Am Anfang war er noch vollkommen ruhig gewesen, gefährlich ruhig als wäre er einfach nicht zu beeindrucken, aber mit der Zeit hatte Icarus über ihn erfahren, das er kleine Kinder hasste und deshalb hatte er die ganze Zeit solche kleinkinder-typischen Fragen gestellt.

„Wann sind wir endlich da?" fragte er und das A war extra lang gezogen um noch einmal zu verdeutlichen wie dringend es war zu wissen, wann sie denn bei diesem seltsamen Charon Tripe ankamen.

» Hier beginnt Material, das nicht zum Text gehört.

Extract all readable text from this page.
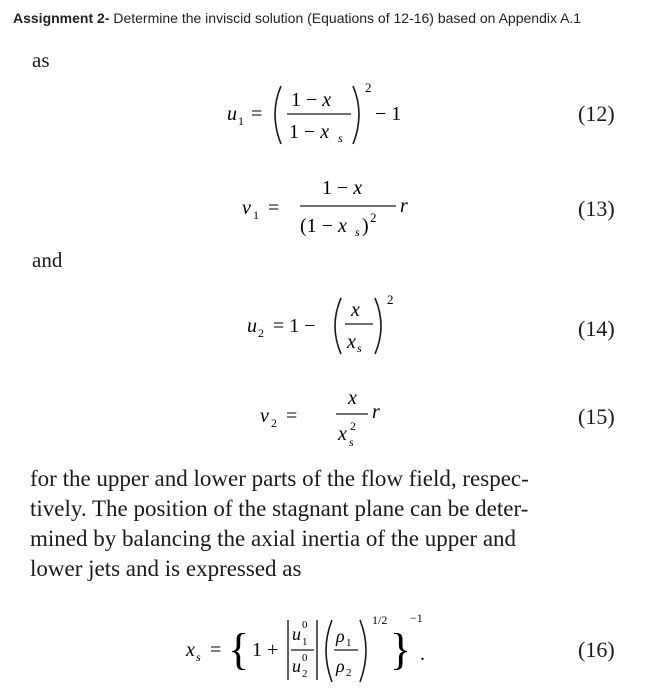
Assignment 2- Determine the inviscid solution (Equations of 12-16) based on Appendix A.1
as
u 1 =
1 − x
1 − x s
2
− 1	(12)
v 1 =
1 − x
(1 − x s ) 2
r	(13)
and
u 2 = 1 −
x
x s
2
(14)
v 2 =
x
x 2
s
r	(15)
for the upper and lower parts of the flow field, respec-
tively. The position of the stagnant plane can be deter-
mined by balancing the axial inertia of the upper and
lower jets and is expressed as
x s = { 1 +
u 0
1
u 0
2
ρ 1
ρ 2
1/2
}
−1
.	(16)
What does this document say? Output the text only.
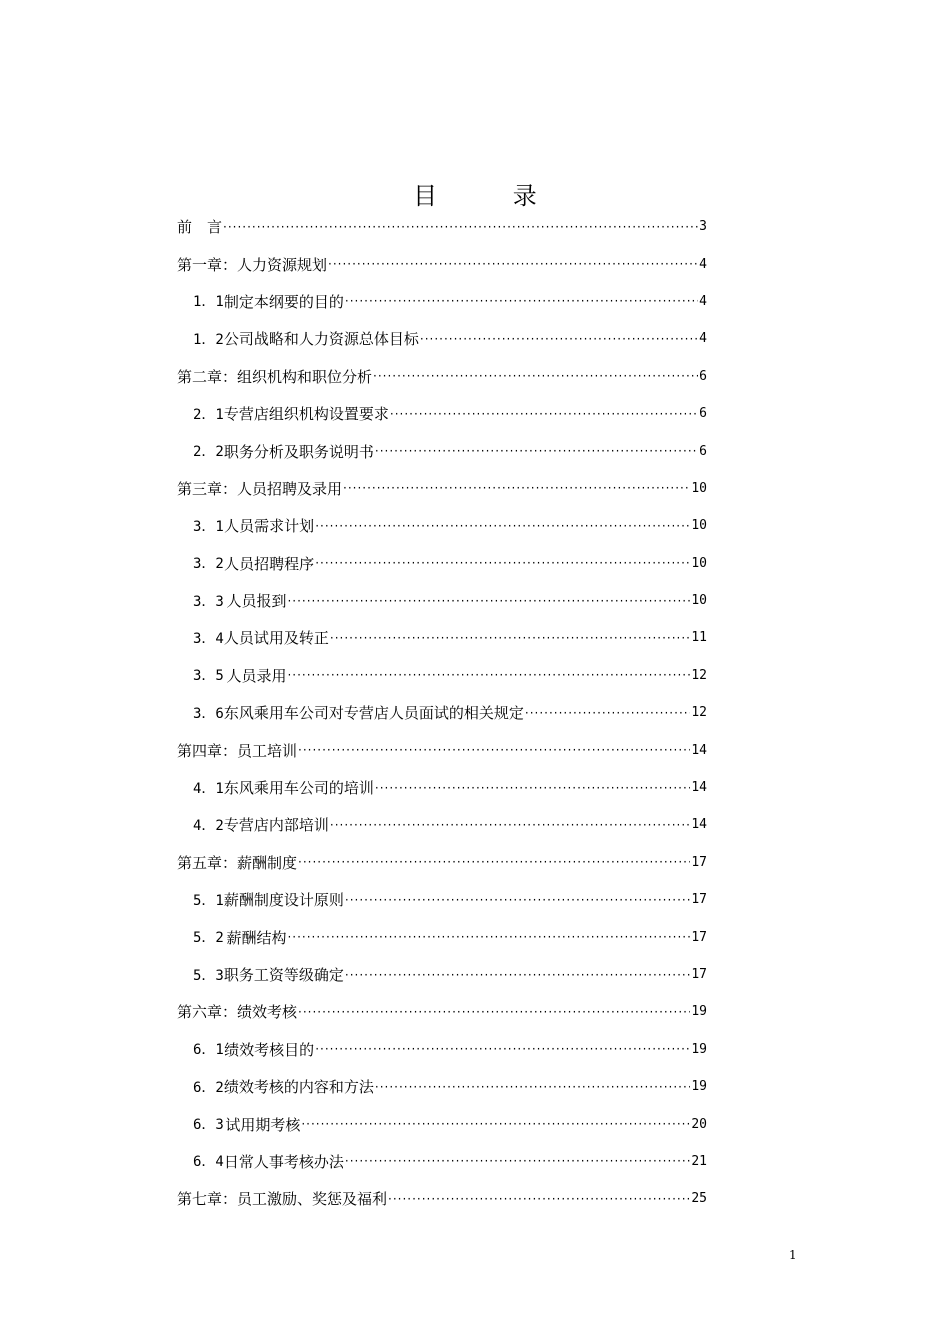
目 录
前　言 ·····	3
第一章：人力资源规划 ·····	4
1．1 制定本纲要的目的 ·····	4
1．2 公司战略和人力资源总体目标 ·····	4
第二章：组织机构和职位分析 ·····	6
2．1 专营店组织机构设置要求 ·····	6
2．2 职务分析及职务说明书 ·····	6
第三章：人员招聘及录用 ·····	10
3．1 人员需求计划 ·····	10
3．2 人员招聘程序 ·····	10
3．3 人员报到 ·····	10
3．4 人员试用及转正 ·····	11
3．5 人员录用 ·····	12
3．6 东风乘用车公司对专营店人员面试的相关规定 ·····	12
第四章：员工培训 ·····	14
4．1 东风乘用车公司的培训 ·····	14
4．2 专营店内部培训 ·····	14
第五章：薪酬制度 ·····	17
5．1 薪酬制度设计原则 ·····	17
5．2 薪酬结构 ·····	17
5．3 职务工资等级确定 ·····	17
第六章：绩效考核 ·····	19
6．1 绩效考核目的 ·····	19
6．2 绩效考核的内容和方法 ·····	19
6．3 试用期考核 ·····	20
6．4 日常人事考核办法 ·····	21
第七章：员工激励、奖惩及福利 ·····	25
1
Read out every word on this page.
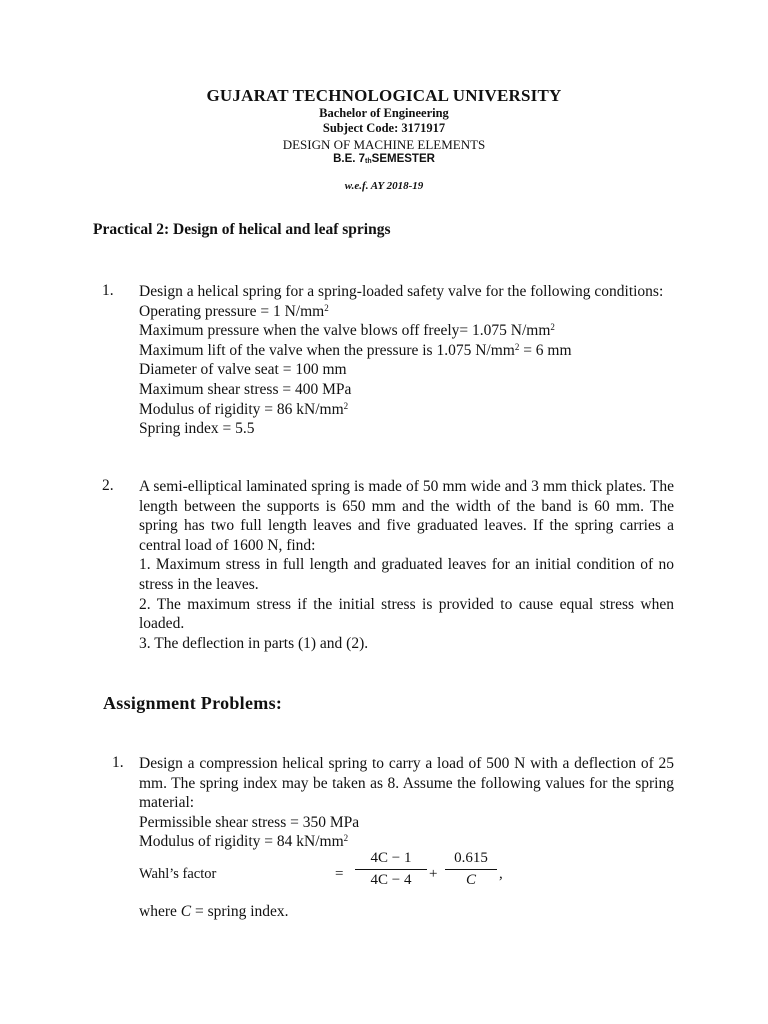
GUJARAT TECHNOLOGICAL UNIVERSITY
Bachelor of Engineering
Subject Code: 3171917
DESIGN OF MACHINE ELEMENTS
B.E. $7_{th}SEMESTER$
w.e.f. AY 2018-19
Practical 2: Design of helical and leaf springs
1. Design a helical spring for a spring-loaded safety valve for the following conditions:

Operating pressure = 1 $N/mm^2$

Maximum pressure when the valve blows off freely= 1.075 $N/mm^2$

Maximum lift of the valve when the pressure is 1.075 $N/mm^2 = 6$ mm

Diameter of valve seat = 100 mm

Maximum shear stress = 400 MPa

Modulus of rigidity = 86 $kN/mm^2$

Spring index = 5.5

2. A semi-elliptical laminated spring is made of 50 mm wide and 3 mm thick plates. The length between the supports is 650 mm and the width of the band is 60 mm. The spring has two full length leaves and five graduated leaves. If the spring carries a central load of 1600 N, find:

1. Maximum stress in full length and graduated leaves for an initial condition of no stress in the leaves.

2. The maximum stress if the initial stress is provided to cause equal stress when loaded.

3. The deflection in parts (1) and (2).

Assignment Problems:
1. Design a compression helical spring to carry a load of 500 N with a deflection of 25 mm. The spring index may be taken as 8. Assume the following values for the spring material:

Permissible shear stress = 350 MPa

Modulus of rigidity = 84 $kN/mm^2$

Wahl’s factor	= $\frac{4C - 1}{4C - 4} + \frac{0.615}{C}$ ,

where C = spring index.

„Wir sind da, wenn wir eben da sind, du dummes Gör" zischte Adria genervt. Sie hasste Kinder wohl genauso sehr wie Atlas, die beiden würden bestimmt ein großartiges Paar abgeben. Da war Icarus sich sicher.

„Ich wollte doch nur wissen wann wir da sind und ich bin kein dummes Gör. Meine Pronomen sind im Moment er/ihn und ich würde Sie bitten diese auch zu benutzen. Außerdem heiße ich Icarus, nicht mehr Ketara. Sie machen die ganze Zeit Fehler und nennen mich dumm? Wie wäre es wenn sie zuerst einmal lernen zuzuhören statt anderen ihre Dummheit unter die Nase zu reiben" tadelte sie die beiden streng, fast so wie eine Mutter oder besser gesagt ein Vater.

„Kannst du nicht einfach deine Klappe halten?" fragte Atlas weniger gereizt, er klang eher ruhig, so wie ein Vater, der einfach nur mehr verzweifelt und mit seinem Leben am Ende war, es sich aber nicht anmerken lassen wollte, aber er klang dennoch nicht wirklich zufrieden. Eher so, als würde er versuchen ruhig zu sein, doch Icarus brachte ihn einfach auf die Palme, weshalb er das Verlangen nach einer Zigarette hatte. Er brauchte diese Ruhe jetzt.

„Hm...ich könnte zwar ruhig sein, aber will ich das denn auch? Was wenn ich es ganz schön finde nicht ruhig zu sein? Hm?" fragte er ihn nur frech. Wieso sollte er auch ruhig bleiben und das tun, was dieser Mann ihr sagte? Er war schließlich ein Gefangener und Atlas durfte ihm nichts tun. Vermutlich würde dieser Charon sie sowieso umbringen und es selbst erledigen wollen.

„Sieh es als einen Deal. Du bist die gesamte Autofahrt über leise und dafür bekommst du kein Morphium gespritzt damit wir dich ruhig stellen. Es ist deine Entscheidung, mit beidem habe ich kein Problem" erwiderte Atlas nur ruhig und als hätte Jonathan nur darauf gewartet, zog er einen Koffer hervor, öffnete diesen und offenbarte eine Spritze, die mit einer durchsichtigen Flüssigkeit gefüllt war.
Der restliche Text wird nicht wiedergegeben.